When There's No Ford in Your Future

By William Jeakle
Saturday, April 8, 2006

The recent announcement by Ford Motor Co. of as many as 30,000 layoffs, mostly in white-collar jobs, echoes the turbulent days of the early 1980s, when Japanese imports, endemic inefficiency and the residue of two oil crises conspired to sharply reduce the size of Ford, GM and Chrysler.

The numbers in the Ford layoff announcement were large, though small in the context of a U.S. working population of more than 100 million. But numbers can never be more than abstractions. Each layoff will set into motion some very real and painful dramas in 30,000 Ford families.

I know. My family was a part of the last major Ford layoff drama 25 years ago. In 1980 Ford announced the closure of several plants, including the aluminum engine plant in Sheffield, Ala., where my family was living. We were a Ford family, transferring every few years from plant to plant, from Michigan to California to Pennsylvania and, finally, to Sheffield. For years, life was good, with two cars, a nice house, even a membership at the modest local country club.

The layoff announcement threw our family, and the families of 1,500 other workers, into turmoil. Families went from planning vacations and seeking college educations to planning cutbacks and seeking low-paying but available work. There was some initial optimism. Lifetime union workers felt freed from the constraints of the factory and planned to start businesses of their own.

One of our family friends started a woodworking business. Another opened a factory outlet for mattresses that his brother manufactured in Memphis. The planning and dreaming helped ease the pain of losing a substantial paycheck. But the realities of a dwindling local economy soon shuttered these modest businesses. Wal-Mart arrived. Downtown withered.

Our own family, with me attending Stanford and my sister at Vanderbilt, took out student loans, applied for scholarships and sought positions that helped pay room and board. I bused tables at one residence and became a resident assistant my senior year, which defrayed my room-and-board cost. There was pressure to transfer back home to the University of Alabama, but I persuaded my parents to let me stay at Stanford if I could pay for my education myself.

My brother was a junior in high school when the layoffs hit, and he bore the brunt of the downsizing. Though the highest academic achiever in our family, easily gaining admittance to Stanford and other elite schools, he was encouraged to attend a military academy, which would cover the cost of his education, though he was a gifted writer and creator, hardly ideal material for the military.

He chose Stanford, and, with two classmates, became one of the first students to attend that university on an ROTC scholarship since the program was expelled from the campus in 1970. He attended ROTC classes weekly at Berkeley, waking at 5 a.m. for the one-hour drive across the bay, then returning for afternoon classes in engineering.

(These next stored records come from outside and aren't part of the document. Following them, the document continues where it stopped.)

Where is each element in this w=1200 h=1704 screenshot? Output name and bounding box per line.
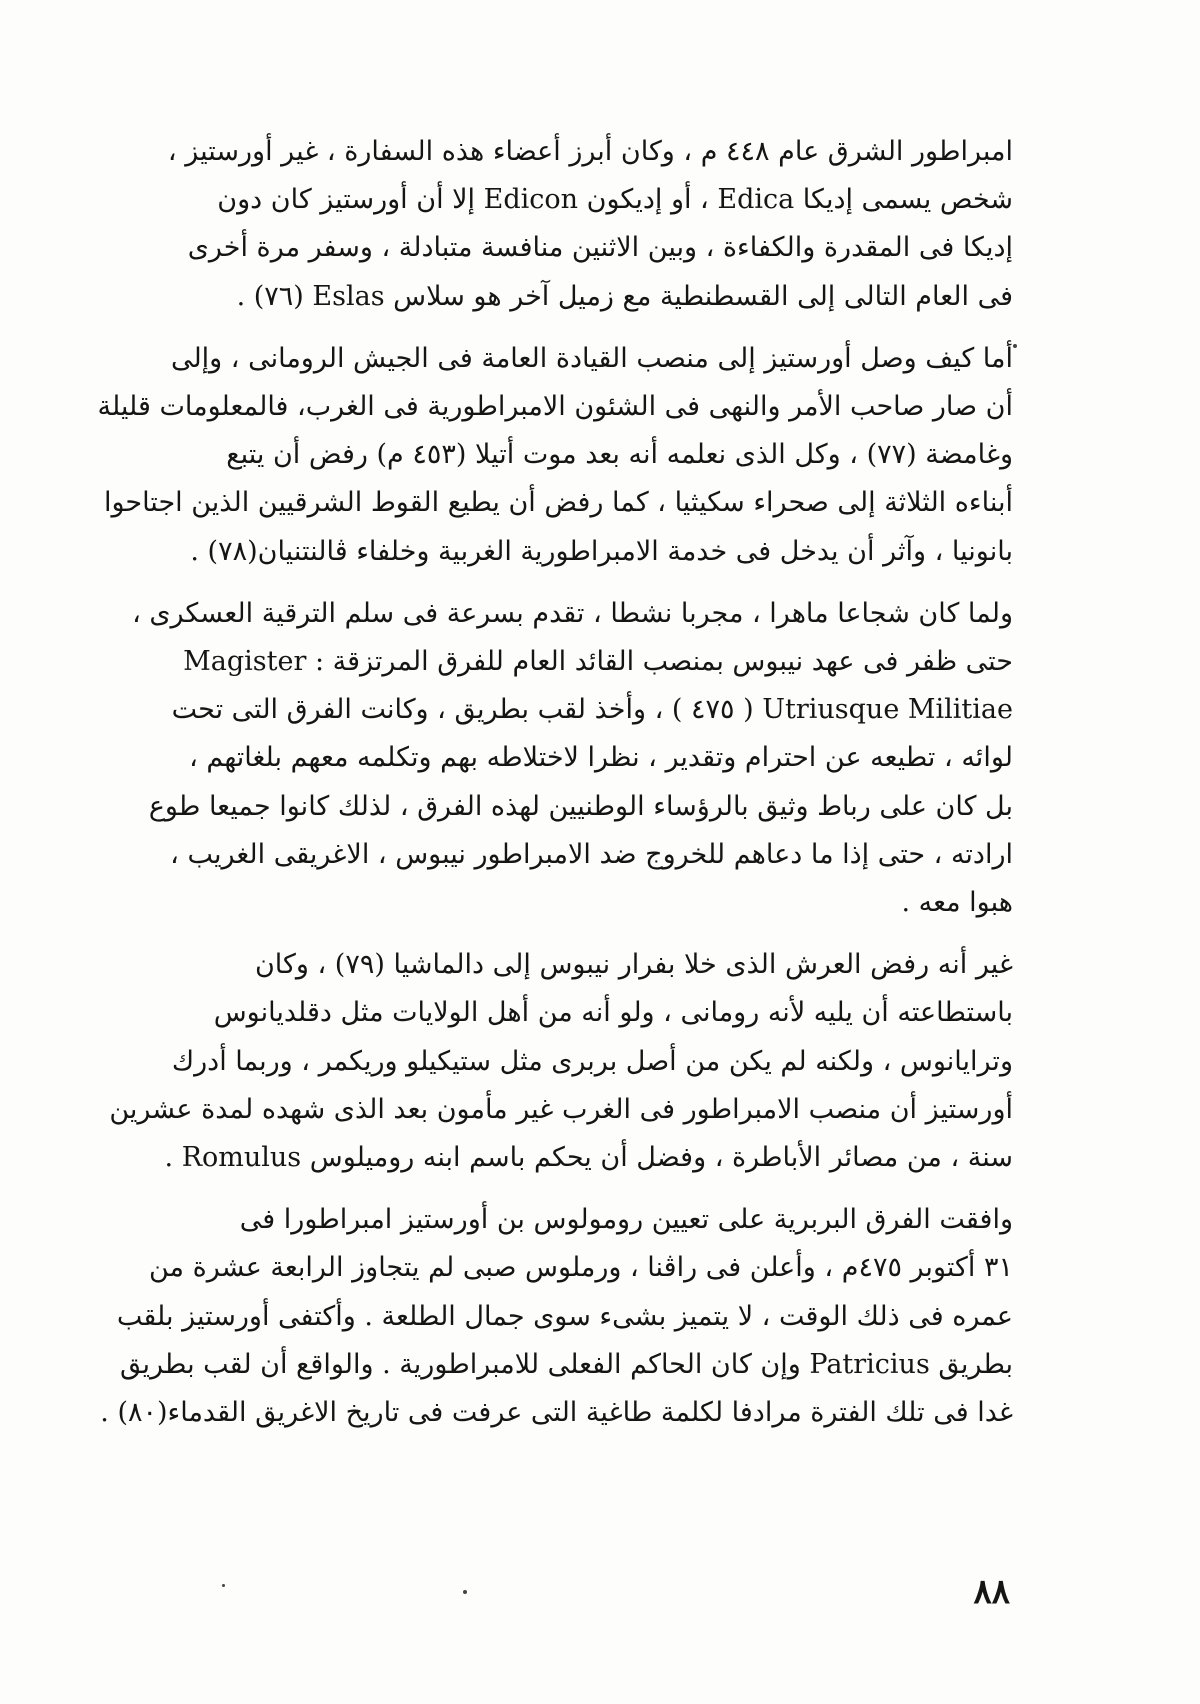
paragraph-2	[97, 335, 1013, 576]
text-line: ٣١ أكتوبر ٤٧٥م ، وأعلن فى راڤنا ، ورملوس صبى لم يتجاوز الرابعة عشرة من	[148, 1252, 1013, 1284]
paragraph-1	[167, 128, 1013, 321]
paragraph-5	[100, 1196, 1013, 1437]
text-line: إديكا فى المقدرة والكفاءة ، وبين الاثنين منافسة متبادلة ، وسفر مرة أخرى	[187, 232, 1013, 264]
text-line: Utriusque Militiae ( ٤٧٥ ) ، وأخذ لقب بطريق ، وكانت الفرق التى تحت	[171, 694, 1013, 726]
scan-speck	[222, 1584, 225, 1587]
text-line: وافقت الفرق البربرية على تعيين رومولوس بن أورستيز امبراطورا فى	[239, 1204, 1013, 1236]
text-line: لوائه ، تطيعه عن احترام وتقدير ، نظرا لاختلاطه بهم وتكلمه معهم بلغاتهم ،	[189, 742, 1013, 774]
text-line: بطريق Patricius وإن كان الحاكم الفعلى للامبراطورية . والواقع أن لقب بطريق	[119, 1348, 1013, 1380]
text-line: غدا فى تلك الفترة مرادفا لكلمة طاغية التى عرفت فى تاريخ الاغريق القدماء(٨٠) .	[100, 1397, 1013, 1429]
scan-speck	[1013, 344, 1017, 348]
text-line: حتى ظفر فى عهد نيبوس بمنصب القائد العام للفرق المرتزقة : Magister	[183, 646, 1013, 678]
body-text	[97, 128, 1013, 1451]
text-line: امبراطور الشرق عام ٤٤٨ م ، وكان أبرز أعضاء هذه السفارة ، غير أورستيز ،	[167, 136, 1013, 167]
text-line: بل كان على رباط وثيق بالرؤساء الوطنيين لهذه الفرق ، لذلك كانوا جميعا طوع	[148, 790, 1013, 822]
text-line: وترايانوس ، ولكنه لم يكن من أصل بربرى مثل ستيكيلو وريكمر ، وربما أدرك	[171, 1045, 1013, 1077]
text-line: سنة ، من مصائر الأباطرة ، وفضل أن يحكم باسم ابنه روميلوس Romulus .	[164, 1142, 1013, 1174]
text-line: عمره فى ذلك الوقت ، لا يتميز بشىء سوى جمال الطلعة . وأكتفى أورستيز بلقب	[116, 1300, 1013, 1332]
text-line: غير أنه رفض العرش الذى خلا بفرار نيبوس إلى دالماشيا (٧٩) ، وكان	[254, 949, 1013, 981]
paragraph-4	[109, 941, 1013, 1182]
paragraph-3	[132, 590, 1013, 927]
text-line: ولما كان شجاعا ماهرا ، مجربا نشطا ، تقدم بسرعة فى سلم الترقية العسكرى ،	[132, 597, 1013, 629]
text-line: فى العام التالى إلى القسطنطية مع زميل آخر هو سلاس Eslas (٧٦) .	[236, 280, 1013, 312]
text-line: ارادته ، حتى إذا ما دعاهم للخروج ضد الامبراطور نيبوس ، الاغريقى الغريب ،	[170, 838, 1013, 870]
text-line: أما كيف وصل أورستيز إلى منصب القيادة العامة فى الجيش الرومانى ، وإلى	[170, 342, 1013, 374]
text-line: أن صار صاحب الأمر والنهى فى الشئون الامبراطورية فى الغرب، فالمعلومات قليلة	[97, 391, 1013, 423]
text-line: باستطاعته أن يليه لأنه رومانى ، ولو أنه من أهل الولايات مثل دقلديانوس	[213, 997, 1013, 1029]
text-line: هبوا معه .	[901, 887, 1013, 919]
text-line: وغامضة (٧٧) ، وكل الذى نعلمه أنه بعد موت أتيلا (٤٥٣ م) رفض أن يتبع	[226, 439, 1013, 471]
text-line: شخص يسمى إديكا Edica ، أو إديكون Edicon إلا أن أورستيز كان دون	[217, 184, 1013, 216]
scan-speck	[463, 1590, 467, 1594]
text-line: أبناءه الثلاثة إلى صحراء سكيثيا ، كما رفض أن يطيع القوط الشرقيين الذين اجتاحوا	[103, 487, 1013, 519]
page-number: ٨٨	[973, 1572, 1010, 1612]
text-line: أورستيز أن منصب الامبراطور فى الغرب غير مأمون بعد الذى شهده لمدة عشرين	[109, 1093, 1013, 1125]
text-line: بانونيا ، وآثر أن يدخل فى خدمة الامبراطورية الغربية وخلفاء ڤالنتنيان(٧٨) .	[190, 535, 1013, 567]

The greatest sacrifice was made by my parents. My father was a lawyer who had left day-to-day legal work to get a higher-paying job at Ford in the go-go '60s. With news of the plant closing, he made twice-weekly trips to Birmingham to take legal refresher courses, sleeping on the couch of my best friend from high school, who was attending the University of Alabama at Birmingham. My dad, in his fifties at the time, took classes with twentysomethings from wealthy suburbs. At age 53, he passed the Alabama bar exam, the oldest person in the state to do so that year.

My mother, who had left a career in a bank to be a stay-at-home mom, went back to school to get her teaching certificate, and then taught Spanish and special education in the Alabama public schools. At an age when most couples were contemplating sunny retirement, my parents soldiered on.

Our story was far from unique. The American spirit is powerful, and we saw dozens of inspiring stories from our fellow laid-off Ford families. But when you move from the statistical forest to the individual trees, you can see that each successive year was lived with more stress, fewer dreams and altered futures.

When I heard that Ford was again laying off thousands of workers, I knew what those families would be going through. I get a tear in my eye for their pluck and determination.

It's funny. Despite everything, even today, everyone in our family drives a Ford.